Students enrolled at the University of Bristol from ‘aspiring state schools’ are performing just as well as their counterparts from better-performing schools, an Epigram investigation has found.
Of those who graduated in 2016, enrolled from an aspiring school and were eligible for a contextual offer, 26 per cent achieved a First-class degree and 60 per cent achieved a 2:1. This compares with the entire student body of that year, where 30 per cent achieved a First-class degree and 59% achieved a 2:1.
Aspiring schools are those ranked in the bottom 40 per cent in the UK that year; students from these schools are eligible for a reduced contextual offer.
Of those who graduated in 2016, enrolled from an aspiring state school and were eligible for a contextual offer, 26 per cent achieved a First-class degree and 60 per cent achieved a 2:1.
Alex Boulton, a third-year History student who received a contextual offer for attending an aspiring school, said about the statistics: ‘It goes to show Bristol is doing the right thing in using contextual offers, that talent comes from a variety of places, and I hope it will encourage more students from aspiring schools to consider coming here.’
Epigram also found that the University has increased its intake of students from aspiring schools in the past five years.
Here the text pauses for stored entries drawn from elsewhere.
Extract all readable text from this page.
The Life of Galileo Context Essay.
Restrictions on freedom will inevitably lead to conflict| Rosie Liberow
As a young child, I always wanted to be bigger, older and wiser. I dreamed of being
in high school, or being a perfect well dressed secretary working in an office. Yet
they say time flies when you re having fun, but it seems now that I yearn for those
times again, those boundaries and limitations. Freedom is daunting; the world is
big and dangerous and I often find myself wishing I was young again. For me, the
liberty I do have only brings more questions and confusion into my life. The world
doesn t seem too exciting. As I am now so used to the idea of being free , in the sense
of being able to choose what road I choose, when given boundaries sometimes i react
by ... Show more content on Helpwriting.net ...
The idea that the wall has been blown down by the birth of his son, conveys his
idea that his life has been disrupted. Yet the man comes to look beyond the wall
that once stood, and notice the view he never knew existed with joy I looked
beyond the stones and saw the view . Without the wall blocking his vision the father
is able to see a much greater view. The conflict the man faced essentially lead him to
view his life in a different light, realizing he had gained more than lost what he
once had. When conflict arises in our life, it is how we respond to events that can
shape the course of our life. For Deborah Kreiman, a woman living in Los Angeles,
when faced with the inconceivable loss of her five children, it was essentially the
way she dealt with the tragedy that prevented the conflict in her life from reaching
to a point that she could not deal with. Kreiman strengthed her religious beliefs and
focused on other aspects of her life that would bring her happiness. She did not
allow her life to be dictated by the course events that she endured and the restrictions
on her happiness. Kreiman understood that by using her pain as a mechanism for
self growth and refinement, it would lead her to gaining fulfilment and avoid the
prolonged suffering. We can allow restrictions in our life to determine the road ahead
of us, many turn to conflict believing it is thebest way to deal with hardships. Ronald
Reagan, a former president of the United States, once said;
In the 2012/13 academic year, 604/ 19.4 per cent of students were enrolled from aspiring schools; in 2013/14 there were 517/ 15.7 per cent; 640/ 17.5 per cent in 2014/15; 798/ 21 per cent in 2015/16; and 1,000/ 24.4 per cent in 2016/17. The data for the 2017/18 intake is not yet available as it is still being finalised.
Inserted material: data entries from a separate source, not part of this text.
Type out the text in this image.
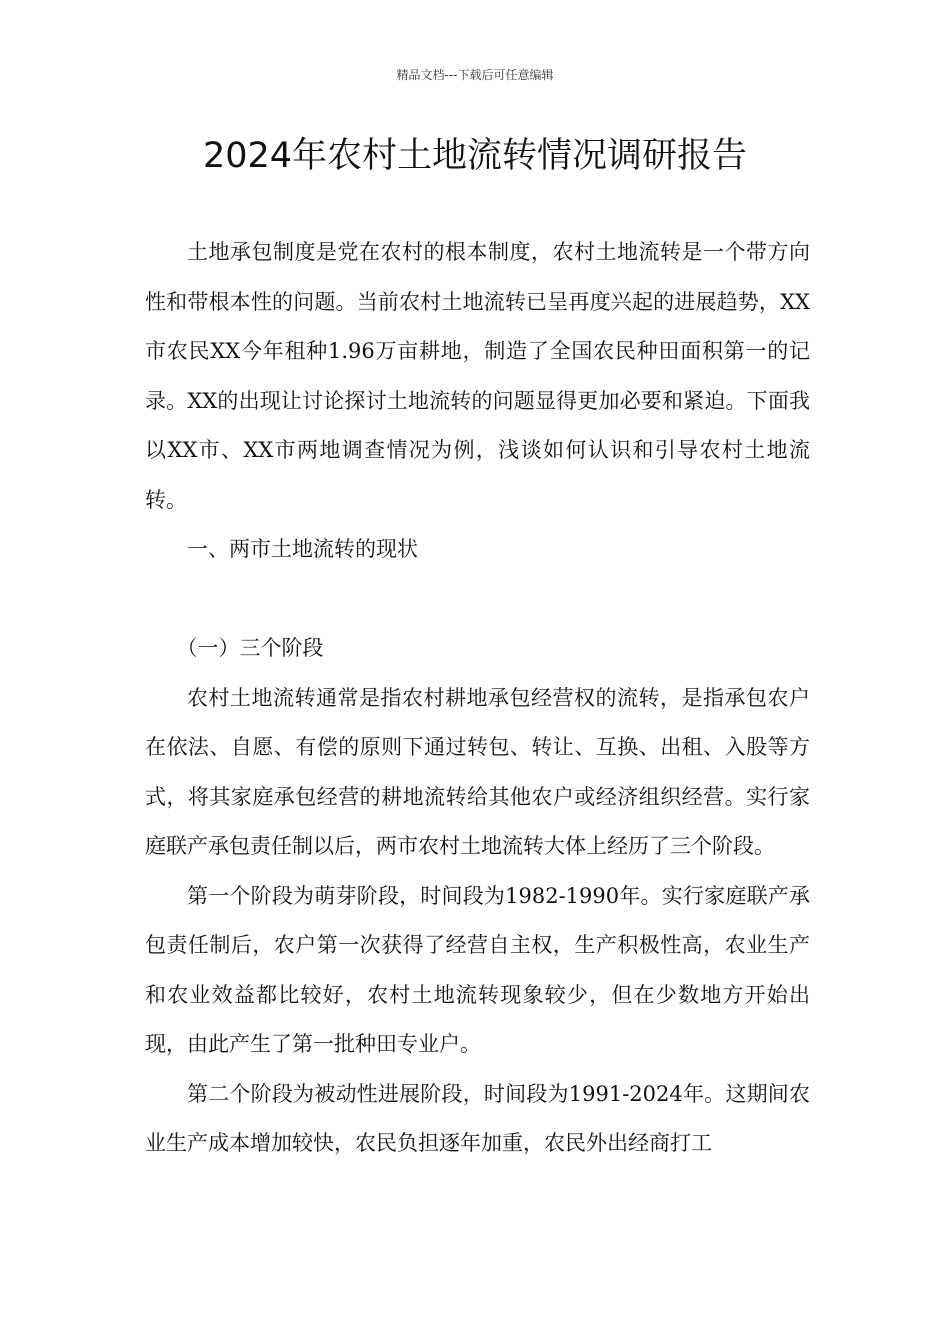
精品文档---下载后可任意编辑
2024年农村土地流转情况调研报告

土地承包制度是党在农村的根本制度，农村土地流转是一个带方向性和带根本性的问题。当前农村土地流转已呈再度兴起的进展趋势，XX市农民XX今年租种1.96万亩耕地，制造了全国农民种田面积第一的记录。XX的出现让讨论探讨土地流转的问题显得更加必要和紧迫。下面我以XX市、XX市两地调查情况为例，浅谈如何认识和引导农村土地流转。

一、两市土地流转的现状

（一）三个阶段

农村土地流转通常是指农村耕地承包经营权的流转，是指承包农户在依法、自愿、有偿的原则下通过转包、转让、互换、出租、入股等方式，将其家庭承包经营的耕地流转给其他农户或经济组织经营。实行家庭联产承包责任制以后，两市农村土地流转大体上经历了三个阶段。

第一个阶段为萌芽阶段，时间段为1982-1990年。实行家庭联产承包责任制后，农户第一次获得了经营自主权，生产积极性高，农业生产和农业效益都比较好，农村土地流转现象较少，但在少数地方开始出现，由此产生了第一批种田专业户。

第二个阶段为被动性进展阶段，时间段为1991-2024年。这期间农业生产成本增加较快，农民负担逐年加重，农民外出经商打工
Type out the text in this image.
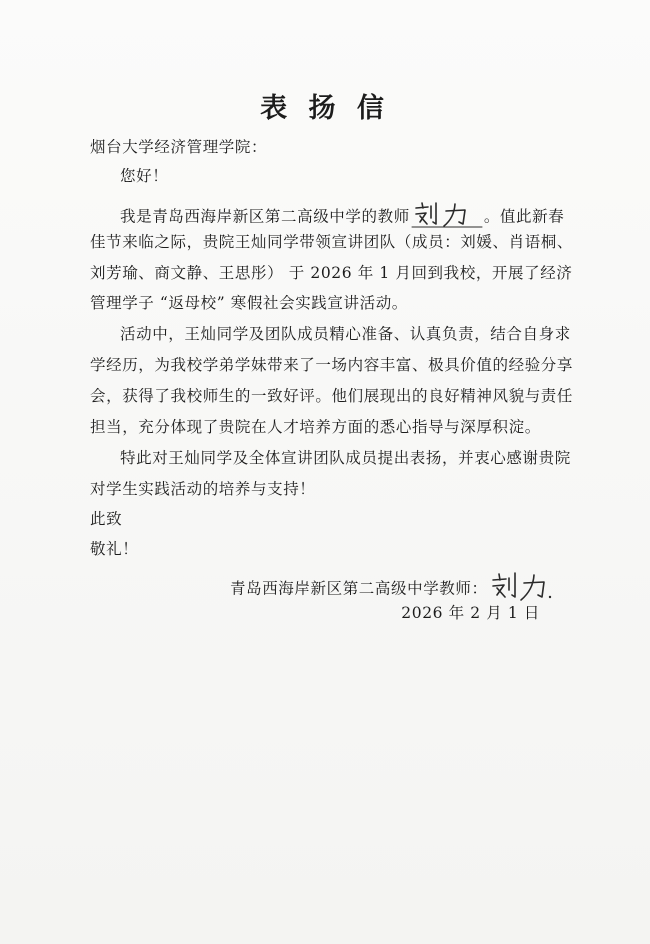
表 扬 信
烟台大学经济管理学院：
您好！
我是青岛西海岸新区第二高级中学的教师	。值此新春
佳节来临之际，贵院王灿同学带领宣讲团队（成员：刘媛、肖语桐、
刘芳瑜、商文静、王思彤） 于 2026 年 1 月回到我校，开展了经济
管理学子 “返母校” 寒假社会实践宣讲活动。
活动中，王灿同学及团队成员精心准备、认真负责，结合自身求
学经历，为我校学弟学妹带来了一场内容丰富、极具价值的经验分享
会，获得了我校师生的一致好评。他们展现出的良好精神风貌与责任
担当，充分体现了贵院在人才培养方面的悉心指导与深厚积淀。
特此对王灿同学及全体宣讲团队成员提出表扬，并衷心感谢贵院
对学生实践活动的培养与支持！
此致
敬礼！
青岛西海岸新区第二高级中学教师：
2026 年 2 月 1 日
Alex added: ‘I wouldn’t have even considered Bristol without contextual offers – A* AA just seemed too out of reach.
‘I have experienced a lot of self-doubt in my academic ability while at university considering the education many of my peers have received, so it is a relief to hear the statistics that state school students can expect to do just as well at university.’
According to a recent report by The Sutton Trust, the University of Bristol is one of only a small number of competitive universities admitting students successfully from disadvantaged backgrounds.
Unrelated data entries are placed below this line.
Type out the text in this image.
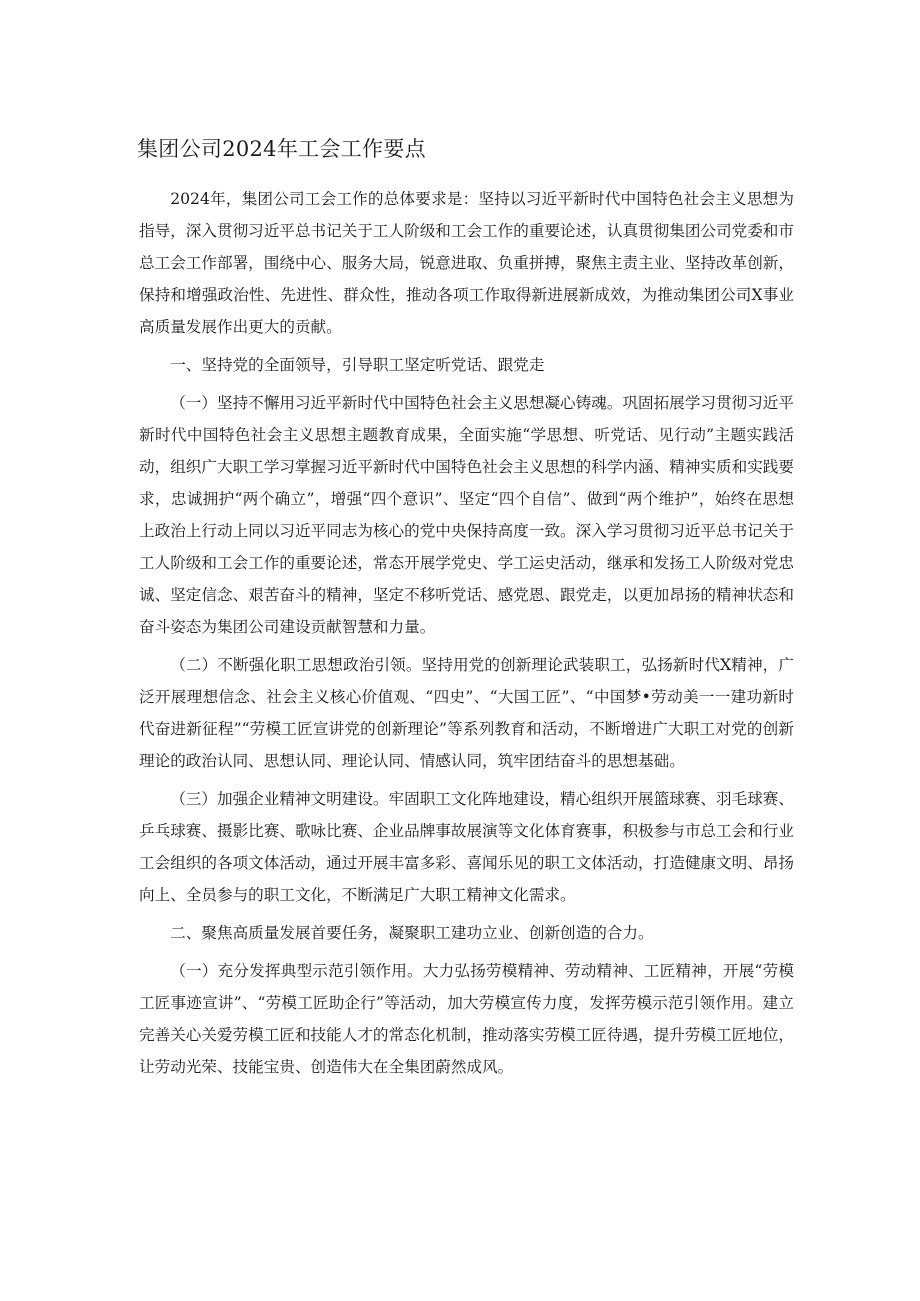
集团公司2024年工会工作要点

2024年，集团公司工会工作的总体要求是：坚持以习近平新时代中国特色社会主义思想为指导，深入贯彻习近平总书记关于工人阶级和工会工作的重要论述，认真贯彻集团公司党委和市总工会工作部署，围绕中心、服务大局，锐意进取、负重拼搏，聚焦主责主业、坚持改革创新，保持和增强政治性、先进性、群众性，推动各项工作取得新进展新成效，为推动集团公司X事业高质量发展作出更大的贡献。

一、坚持党的全面领导，引导职工坚定听党话、跟党走

（一）坚持不懈用习近平新时代中国特色社会主义思想凝心铸魂。巩固拓展学习贯彻习近平新时代中国特色社会主义思想主题教育成果，全面实施“学思想、听党话、见行动”主题实践活动，组织广大职工学习掌握习近平新时代中国特色社会主义思想的科学内涵、精神实质和实践要求，忠诚拥护“两个确立”，增强“四个意识”、坚定“四个自信”、做到“两个维护”，始终在思想上政治上行动上同以习近平同志为核心的党中央保持高度一致。深入学习贯彻习近平总书记关于工人阶级和工会工作的重要论述，常态开展学党史、学工运史活动，继承和发扬工人阶级对党忠诚、坚定信念、艰苦奋斗的精神，坚定不移听党话、感党恩、跟党走，以更加昂扬的精神状态和奋斗姿态为集团公司建设贡献智慧和力量。

（二）不断强化职工思想政治引领。坚持用党的创新理论武装职工，弘扬新时代X精神，广泛开展理想信念、社会主义核心价值观、“四史”、“大国工匠”、“中国梦•劳动美一一建功新时代奋进新征程”“劳模工匠宣讲党的创新理论”等系列教育和活动，不断增进广大职工对党的创新理论的政治认同、思想认同、理论认同、情感认同，筑牢团结奋斗的思想基础。

（三）加强企业精神文明建设。牢固职工文化阵地建设，精心组织开展篮球赛、羽毛球赛、乒乓球赛、摄影比赛、歌咏比赛、企业品牌事故展演等文化体育赛事，积极参与市总工会和行业工会组织的各项文体活动，通过开展丰富多彩、喜闻乐见的职工文体活动，打造健康文明、昂扬向上、全员参与的职工文化，不断满足广大职工精神文化需求。

二、聚焦高质量发展首要任务，凝聚职工建功立业、创新创造的合力。

（一）充分发挥典型示范引领作用。大力弘扬劳模精神、劳动精神、工匠精神，开展“劳模工匠事迹宣讲”、“劳模工匠助企行”等活动，加大劳模宣传力度，发挥劳模示范引领作用。建立完善关心关爱劳模工匠和技能人才的常态化机制，推动落实劳模工匠待遇，提升劳模工匠地位，让劳动光荣、技能宝贵、创造伟大在全集团蔚然成风。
The report found that the university has over 60 per cent of courses for which offers made to students from lower participation neighbourhoods appear lower than those made to students from high participation neighbourhoods. This is significantly higher than any other university, as the University of York – which has the second highest per cent of courses giving lower offers – has around 25 per cent.
Lucy Collins, head of UK recruitment at the university, said: ‘The University’s approach to contextual admissions has recently been described by the Sutton Trust as sector leading. We’re very proud of this and believe that key to the success of policy is the clarity that we are able to provide to applicants.
‘Recognising the context in which students have been taught and the challenges they may have overcome allows us to reach hundreds of brilliant students every year who might otherwise have been excluded from our programmes'
‘We make it as easy as possible, with a published list of eligible schools and colleges and a postcode checker, for students to see whether they are likely to receive a reduced offer. At the heart of our approach to contextual admissions is the belief that A Level grades alone do not always reflect potential.
‘Recognising the context in which students have been taught and the challenges they may have overcome allows us to reach hundreds of brilliant students every year who might otherwise have been excluded from our programmes. Evidence has indicated that students who receive a contextual offer thrive at the University of Bristol and make a significant contribution to our academic community.’
Contextual offers are given to applicants from disadvantaged background. Applicants must meet one of four criteria to be eligible:
- You have attended an aspiring school
- You live in an area with low progression to Higher Education
- You have completed a University of Bristol outreach programme
- You have spent time in care
The data in this article is from the period when contextual offers were one grade lower than the standard offer. The figures used represent the number of students enrolled from aspiring schools in the past five years.
Students may have exceeded the terms of their contextual offer, and not all students in these figures necessarily received one; some students, such as mature students at City of Bristol College, may have entered via non-traditional roots.